Я бы тоже не против такой обоюдной любви. Чтобы лететь навстречу друг другу… Но только с одним на всю жизнь. Но страсть кратковременна. И мне это не подходит. А Фёдора, наверное, именно это устраивало. Потому что он часто вспыхивал. И тогда для него не существовало ни семьи, ни детей. Он не контролировал себя. В моменты страсти он не существовал как личность, жил под её наркозом. Помните, у Достоевского?.. И у Толстого. Наверное, трудно сохранять равновесие между страстью и порядочностью? Страсть заставляет людей ошибаться, совершать преступления…

Инна зашлась в еле подавляемом смехе и ничком повалилась на подушку.

– Ну, мать, ты даешь! Фантазёрка. Но Федька, к сожалению, вовсе не такой. Я удивлена до крайности. Ты с такой яростью и искренностью пытаешься в поведении Федьки обнаружить причинно-следственные связи? Нащупала? Есть люди, которые неистово любят, а, впадая в гнев, до сумасшествия ненавидят. Только подвиги хороши на пути благородства, а не распутства.

Жанна не поняла причины смеха Инны и строго процитировала:

– Единство духовного и плотского – это, может быть, одна из самых прекрасных нравственных ценностей. Она наиболее трудно достижима… для женщин. Я, например, только после тридцати лет, после рождения второго ребёнка, поняла вкус к сексу, а мужа всё равно любила. Поэтому сначала тоже считала, что духовное отдельно, телесное отдельно. Но при чём здесь Фёдор с его непорядочностью?

– Какая там духовность в сексе, если мужчина получает удовольствие даже при яростном нежелании женщины! Единение необходимо только нам, женщинам.

– Инна, я не думаю, что ты права, – сказала Жанна.

– Может, мы напрасно заставляем испепеляющее пламя страсти улечься?
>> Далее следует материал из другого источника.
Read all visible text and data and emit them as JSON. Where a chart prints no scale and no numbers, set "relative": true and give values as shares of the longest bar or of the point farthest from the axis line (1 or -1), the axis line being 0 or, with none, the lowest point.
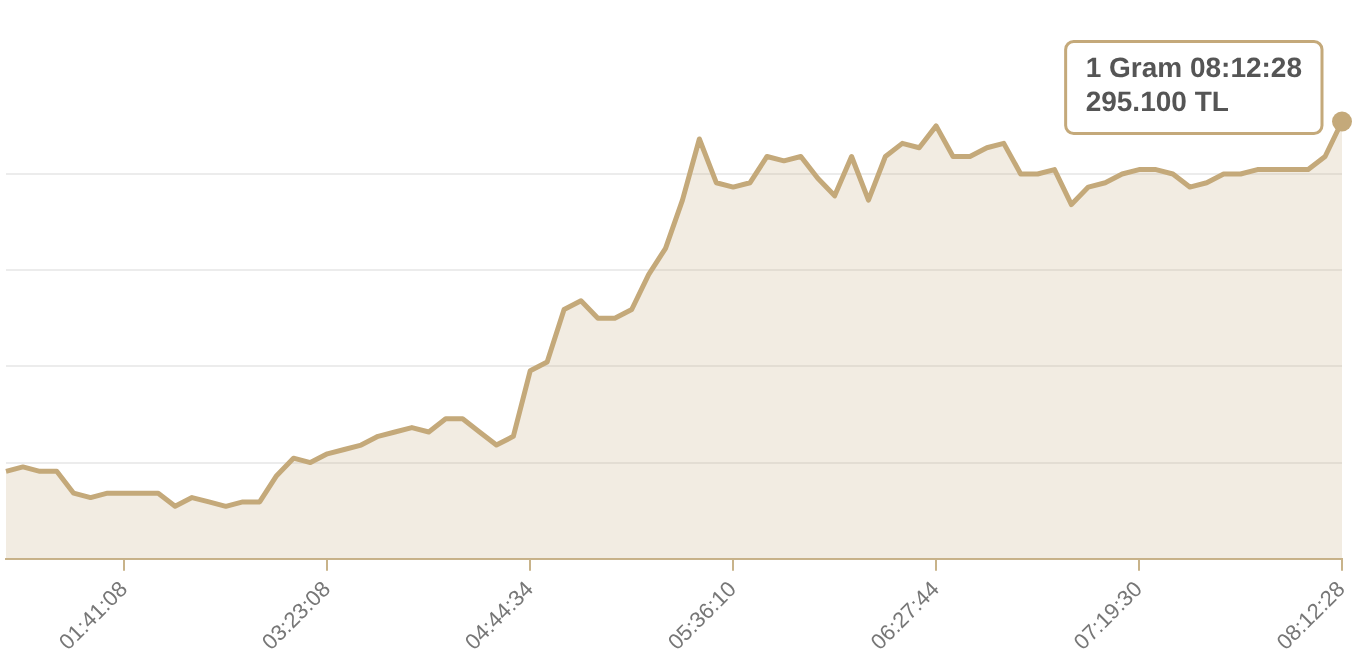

В этом есть некоторое противоприродное лукавство. Невозможно противостоять, если сердце настойчиво требует высоких амплитуд чувств. А если человек всерьёз ещё раз полюбил? Ведь есть же потребность верить себе, – осторожно продолжила свою мысль Аня, и румянец робкого смущения залил её бледное лицо. – Много вопросов задаю?

«Она до сих пор краснеет? Будто зарницей лицо полыхнуло. Растерянность звучит и в словах, и во взгляде. Какую тему подняла! Вот вам и тихоня», – подумала Лена, внимательно изучая новое для себя лицо выступающей.